La lucidité philosophique et éthique consiste à entrevoir la possibilité de la "guerre". La guerre ne manifeste pas l'extériorité et l'autre comme autre; elle "détruit l'identité du même". Et la paix ne rétablit pas cette identité perdue dans l' aliénation. Il faut instituer, dit Levinas, "une relation originelle et originale avec l'être". Or, c'est le visage de la guerre qui "se fixe dans le concept de totalité qui domine la philosophie occidentale". L' "eschatologie", au contraire, instaure avec l'être une relation qui se situe par-delà la totalité de l'histoire. la paix ne prend pas place, chez Levinas, à la fin de l'histoire. "De la paix il ne peut y avoir qu' eschatologie." La totalité objective ne remplit pas la vraie mesure de l'être. C'est le concept d' infini qui exprime cette transcendance par rapport à la "réalité", "non englobable dans une totalité et aussi originelle que la totalité". Chez les philosophes, l' expérience et l' évidence sont avant tout expérience de la guerre. La philosophie est une tentative de vivre en commençant dans l'évidence mais, pour Levinas, "l' évidence philosophique renvoie elle-même à une situation qui ne peut plus se dire en termes de totalité". Ce qui revient à affirmer que l'eschatologie ne se substitue pas à la philosophie, mais la prolonge.

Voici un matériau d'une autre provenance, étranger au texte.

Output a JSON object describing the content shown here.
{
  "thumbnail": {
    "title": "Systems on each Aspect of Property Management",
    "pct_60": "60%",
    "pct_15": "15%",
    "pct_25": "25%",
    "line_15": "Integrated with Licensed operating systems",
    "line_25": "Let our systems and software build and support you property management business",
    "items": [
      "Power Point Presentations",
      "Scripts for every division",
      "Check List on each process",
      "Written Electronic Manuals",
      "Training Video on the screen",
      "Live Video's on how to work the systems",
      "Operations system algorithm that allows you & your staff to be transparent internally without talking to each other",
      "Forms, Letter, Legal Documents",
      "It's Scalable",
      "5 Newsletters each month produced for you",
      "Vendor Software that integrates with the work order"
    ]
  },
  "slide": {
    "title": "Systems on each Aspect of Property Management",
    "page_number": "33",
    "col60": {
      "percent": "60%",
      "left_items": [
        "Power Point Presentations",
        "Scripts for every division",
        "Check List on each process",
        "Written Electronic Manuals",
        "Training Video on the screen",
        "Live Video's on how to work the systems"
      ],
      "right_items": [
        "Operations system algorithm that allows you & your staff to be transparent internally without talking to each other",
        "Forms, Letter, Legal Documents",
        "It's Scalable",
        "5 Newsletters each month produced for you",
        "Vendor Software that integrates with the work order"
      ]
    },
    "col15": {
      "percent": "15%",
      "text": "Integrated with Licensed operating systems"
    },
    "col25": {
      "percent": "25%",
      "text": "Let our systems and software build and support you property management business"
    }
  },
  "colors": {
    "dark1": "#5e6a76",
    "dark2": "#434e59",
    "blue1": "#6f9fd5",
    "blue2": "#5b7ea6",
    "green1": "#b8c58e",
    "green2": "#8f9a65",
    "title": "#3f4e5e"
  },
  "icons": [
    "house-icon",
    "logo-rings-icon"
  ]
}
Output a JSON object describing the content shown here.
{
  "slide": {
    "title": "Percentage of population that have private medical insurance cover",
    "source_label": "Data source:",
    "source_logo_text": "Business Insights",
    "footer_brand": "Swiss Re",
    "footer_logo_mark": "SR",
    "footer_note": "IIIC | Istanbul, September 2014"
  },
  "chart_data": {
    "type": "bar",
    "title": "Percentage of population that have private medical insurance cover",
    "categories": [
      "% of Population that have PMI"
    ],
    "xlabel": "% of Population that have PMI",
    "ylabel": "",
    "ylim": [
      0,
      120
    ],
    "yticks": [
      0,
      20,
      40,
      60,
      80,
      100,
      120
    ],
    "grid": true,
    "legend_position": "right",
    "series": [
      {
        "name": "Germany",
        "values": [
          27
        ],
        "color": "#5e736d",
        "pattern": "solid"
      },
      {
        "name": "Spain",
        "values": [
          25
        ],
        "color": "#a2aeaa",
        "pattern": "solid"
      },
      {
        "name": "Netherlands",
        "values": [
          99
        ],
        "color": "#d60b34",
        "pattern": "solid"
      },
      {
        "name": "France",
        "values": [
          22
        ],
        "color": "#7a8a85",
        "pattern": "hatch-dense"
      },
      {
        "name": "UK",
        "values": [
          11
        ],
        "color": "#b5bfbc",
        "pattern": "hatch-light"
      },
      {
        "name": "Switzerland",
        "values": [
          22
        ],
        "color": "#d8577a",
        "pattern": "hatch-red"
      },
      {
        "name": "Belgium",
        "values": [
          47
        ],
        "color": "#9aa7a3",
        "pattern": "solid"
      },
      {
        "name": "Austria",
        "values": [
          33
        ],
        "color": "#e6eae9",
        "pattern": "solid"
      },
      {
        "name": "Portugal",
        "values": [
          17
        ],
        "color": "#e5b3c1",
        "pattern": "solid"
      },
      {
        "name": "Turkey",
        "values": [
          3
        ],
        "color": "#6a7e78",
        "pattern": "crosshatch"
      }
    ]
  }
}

La situation où la totalité se brise est le face-à-face. Le visage de l'autre est l'éclat de l'extériorité et de la transcendance. L'accès au visage est d'emblée éthique. Le visage est signification, et signification sans contexte. Il est ce qui ne peut devenir un contenu, ce que la pensée ne peut embrasser totalement, l'incontenable et l' infini qui nous mènent au-delà. La vision est recherche d'adéquation. Or, le visage est ce qui ne peut être vu, ce qui ne se réduit pas à la perception que nous en avons. Il y a dans le visage une fragilité, une pauvreté essentielles (le visage est en effet exposé, dénudé),mais aussi une première parole qui énonce un ordre: "Tu ne tueras point". L'autre est en même temps celui ontre lequel je peux tout et à qui je dois tout. Dans l'accès au visage, il y a accès à l'idée de Dieu, à cette idée d' infini qui, comme chez Descartes, exède la pensée. Mais pour Levinas, la relation à l'infini n'est pas un savoir, mais un "désir", le désir étant conçu comme "une pensée qui pense plus qu'elle ne pense ou qui pense plus que ce qu'elle pense". L'idée de l'infini est la condition de toute vérité et de toute objectivité: "C'est l'esprit avant qu'il ne s'offre à la distinction de ce qu'il découvre par lui-même et de ce qu'il reçoit de l' opinion." Si on entend par expérience la relation à l'absolument autre, la relation de la pensée à l'infini -ce débordement dans lequel se produit "l'infinition" de l' infini- est alors l' "expérience" par excellence. Opposer l'infini à la totalité, c'est, pour l'auteur, opposer le respect de l'être à l'appropriation de l'être, l' éthique au savoir. Et poser l'extériorité de l'être comme essentielle, c'est concevoir l' infini comme désir de l' infini, et, par là, poser la métaphysique comme désir et production de l'être comme être-pour-autrui, et non plus comme négation du moi. Le moi se conserve dans sa bonté et son respect de l'être.
La pensée de Levinas, qui signe là son ouvrage le plus important, a été largement influenée par la philosophie israélite, notamment par les travaux de Franz Rozensweig, qui fut le premier à s'élever contre les "totalisations" de la philosophie occidentale.